Amaryllis R. Flowers is a Queer Puerto Rican American Artist living and working in upstate New York. Raised between multiple cities and rural communities across America in a constantly shifting landscape, her practice explores themes of hybridity, mythology and sexuality. Utilizing drawings, video, sculpture, performance and installation, her work is a visual language paying attention to the spaces in-between categories, and revering those that know the trouble and pleasure there.
Drawing inspiration from visual systems of communication such as comics, cartoons, codices, Egyptian scrolls, sympathetic magic, Caribbean Surrealisms, and alchemical diagrams for transformation, Amaryllis creates non-linear symbol sets that buck colonial notions of how to navigate and describe our world. Where taste has been constructed by these notions, she aims to create work of questionable taste, utilizing color and material classed as “femme” and casting it to the center of the circle. Illuminated with fluorescents, metallics, and iridescence, these images refuse a naturalizing aesthetic of the universe.

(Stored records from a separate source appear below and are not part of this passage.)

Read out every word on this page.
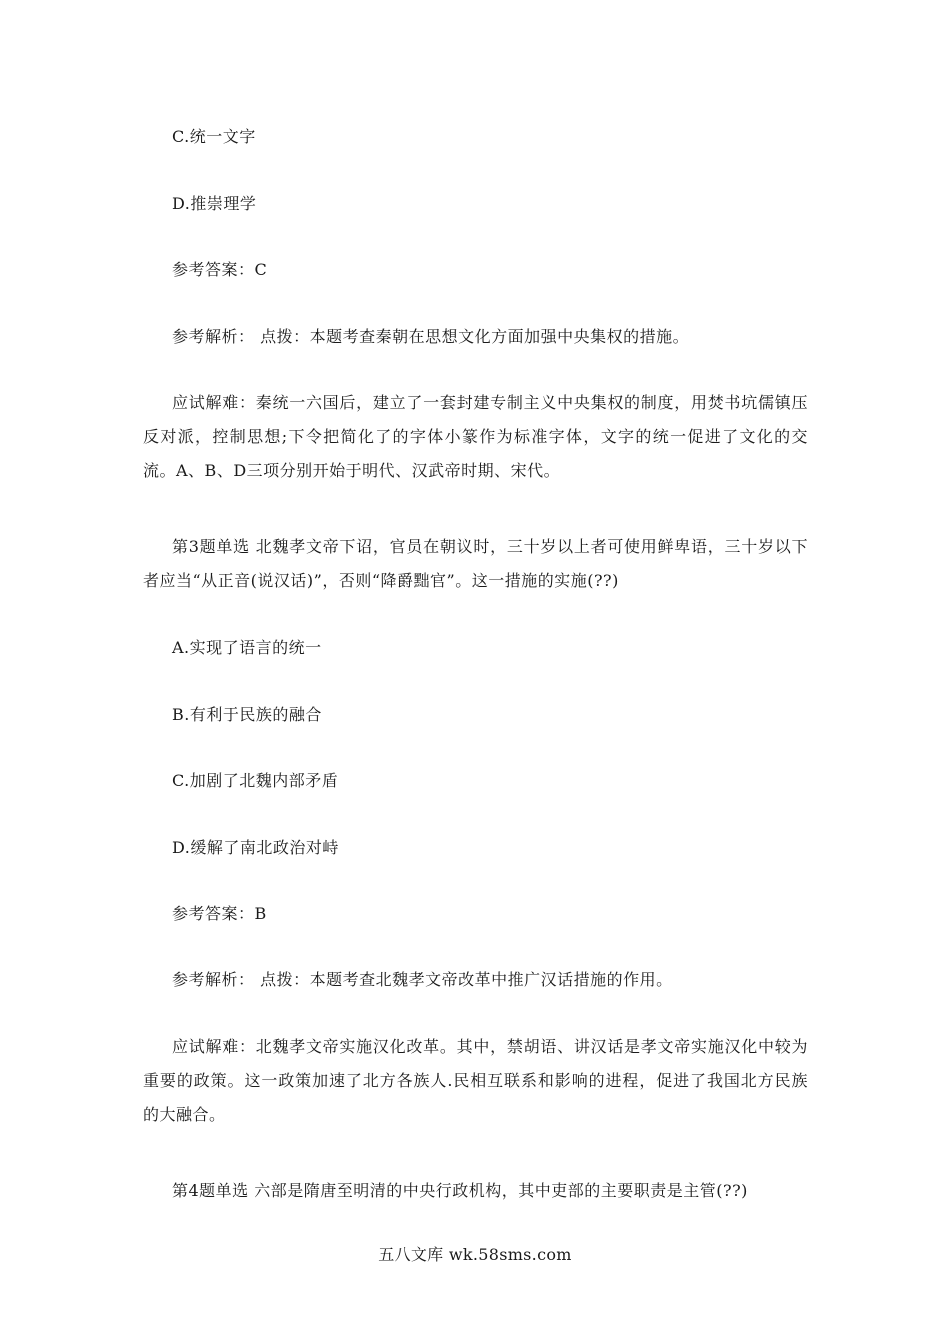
C.统一文字
D.推崇理学
参考答案：C
参考解析： 点拨：本题考查秦朝在思想文化方面加强中央集权的措施。
应试解难：秦统一六国后，建立了一套封建专制主义中央集权的制度，用焚书坑儒镇压反对派，控制思想;下令把简化了的字体小篆作为标准字体，文字的统一促进了文化的交流。A、B、D三项分别开始于明代、汉武帝时期、宋代。
第3题单选 北魏孝文帝下诏，官员在朝议时，三十岁以上者可使用鲜卑语，三十岁以下者应当“从正音(说汉话)”，否则“降爵黜官”。这一措施的实施(??)
A.实现了语言的统一
B.有利于民族的融合
C.加剧了北魏内部矛盾
D.缓解了南北政治对峙
参考答案：B
参考解析： 点拨：本题考查北魏孝文帝改革中推广汉话措施的作用。
应试解难：北魏孝文帝实施汉化改革。其中，禁胡语、讲汉话是孝文帝实施汉化中较为重要的政策。这一政策加速了北方各族人.民相互联系和影响的进程，促进了我国北方民族的大融合。
第4题单选 六部是隋唐至明清的中央行政机构，其中吏部的主要职责是主管(??)
五八文库 wk.58sms.com
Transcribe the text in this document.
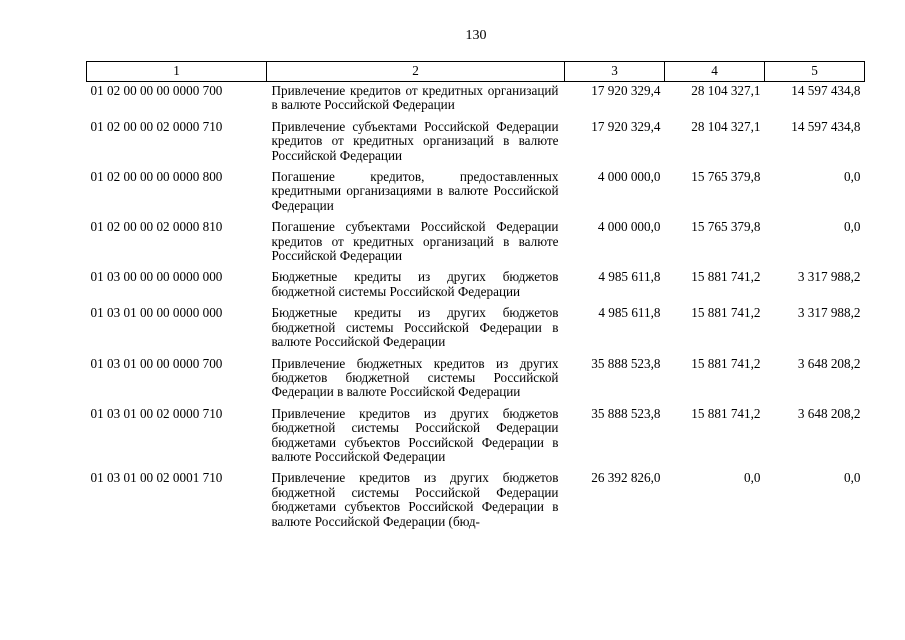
130
1	2	3	4	5
01 02 00 00 00 0000 700	Привлечение кредитов от кредитных организаций в валюте Российской Федерации	17 920 329,4	28 104 327,1	14 597 434,8
01 02 00 00 02 0000 710	Привлечение субъектами Российской Федерации кредитов от кредитных организаций в валюте Российской Федерации	17 920 329,4	28 104 327,1	14 597 434,8
01 02 00 00 00 0000 800	Погашение кредитов, предоставленных кредитными организациями в валюте Российской Федерации	4 000 000,0	15 765 379,8	0,0
01 02 00 00 02 0000 810	Погашение субъектами Российской Федерации кредитов от кредитных организаций в валюте Российской Федерации	4 000 000,0	15 765 379,8	0,0
01 03 00 00 00 0000 000	Бюджетные кредиты из других бюджетов бюджетной системы Российской Федерации	4 985 611,8	15 881 741,2	3 317 988,2
01 03 01 00 00 0000 000	Бюджетные кредиты из других бюджетов бюджетной системы Российской Федерации в валюте Российской Федерации	4 985 611,8	15 881 741,2	3 317 988,2
01 03 01 00 00 0000 700	Привлечение бюджетных кредитов из других бюджетов бюджетной системы Российской Федерации в валюте Российской Федерации	35 888 523,8	15 881 741,2	3 648 208,2
01 03 01 00 02 0000 710	Привлечение кредитов из других бюджетов бюджетной системы Российской Федерации бюджетами субъектов Российской Федерации в валюте Российской Федерации	35 888 523,8	15 881 741,2	3 648 208,2
01 03 01 00 02 0001 710	Привлечение кредитов из других бюджетов бюджетной системы Российской Федерации бюджетами субъектов Российской Федерации в валюте Российской Федерации (бюд-	26 392 826,0	0,0	0,0
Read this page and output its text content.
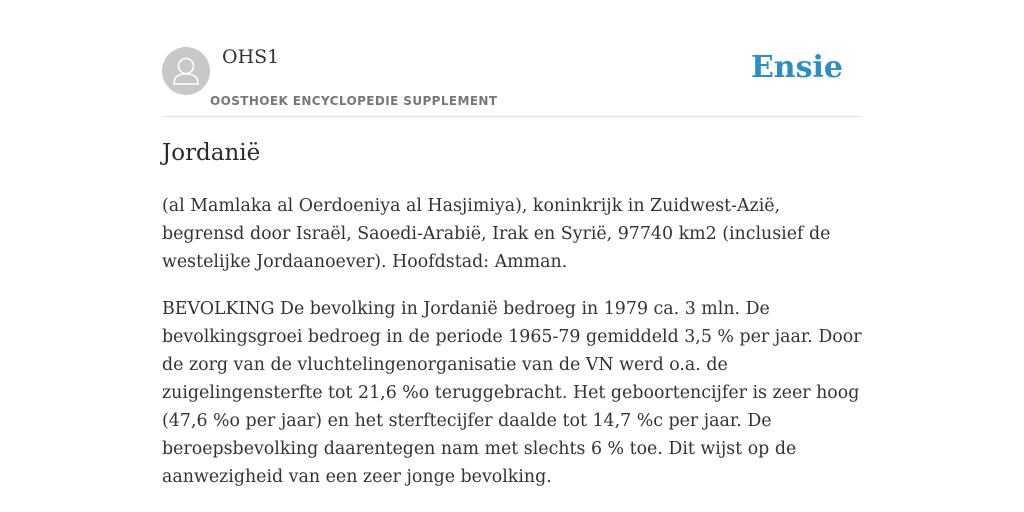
OHS1
OOSTHOEK ENCYCLOPEDIE SUPPLEMENT
Ensie
Jordanië

(al Mamlaka al Oerdoeniya al Hasjimiya), koninkrijk in Zuidwest-Azië, begrensd door Israël, Saoedi-Arabië, Irak en Syrië, 97740 km2 (inclusief de westelijke Jordaanoever). Hoofdstad: Amman.

BEVOLKING De bevolking in Jordanië bedroeg in 1979 ca. 3 mln. De bevolkingsgroei bedroeg in de periode 1965-79 gemiddeld 3,5 % per jaar. Door de zorg van de vluchtelingenorganisatie van de VN werd o.a. de zuigelingensterfte tot 21,6 %o teruggebracht. Het geboortencijfer is zeer hoog (47,6 %o per jaar) en het sterftecijfer daalde tot 14,7 %c per jaar. De beroepsbevolking daarentegen nam met slechts 6 % toe. Dit wijst op de aanwezigheid van een zeer jonge bevolking.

Amaryllis earned an MFA from the Yale School of Art in 2019 and her BFA from California College of Arts and Crafts in 2014. She is the recipient of the 2023 Pocantico Prize from the Rockefeller Brothers Fund, a 2022-2027 Joan Mitchell Fellow, and a 2021 Creative Capital Awardee. Her work has been exhibited both nationally and internationally including at the Brooklyn Museum, El Museo Del Barrio (New York), The Aldrich Museum of Contemporary Art (Ridgefield, CT), MoCADA (Brooklyn), and SOMArts (San Francisco).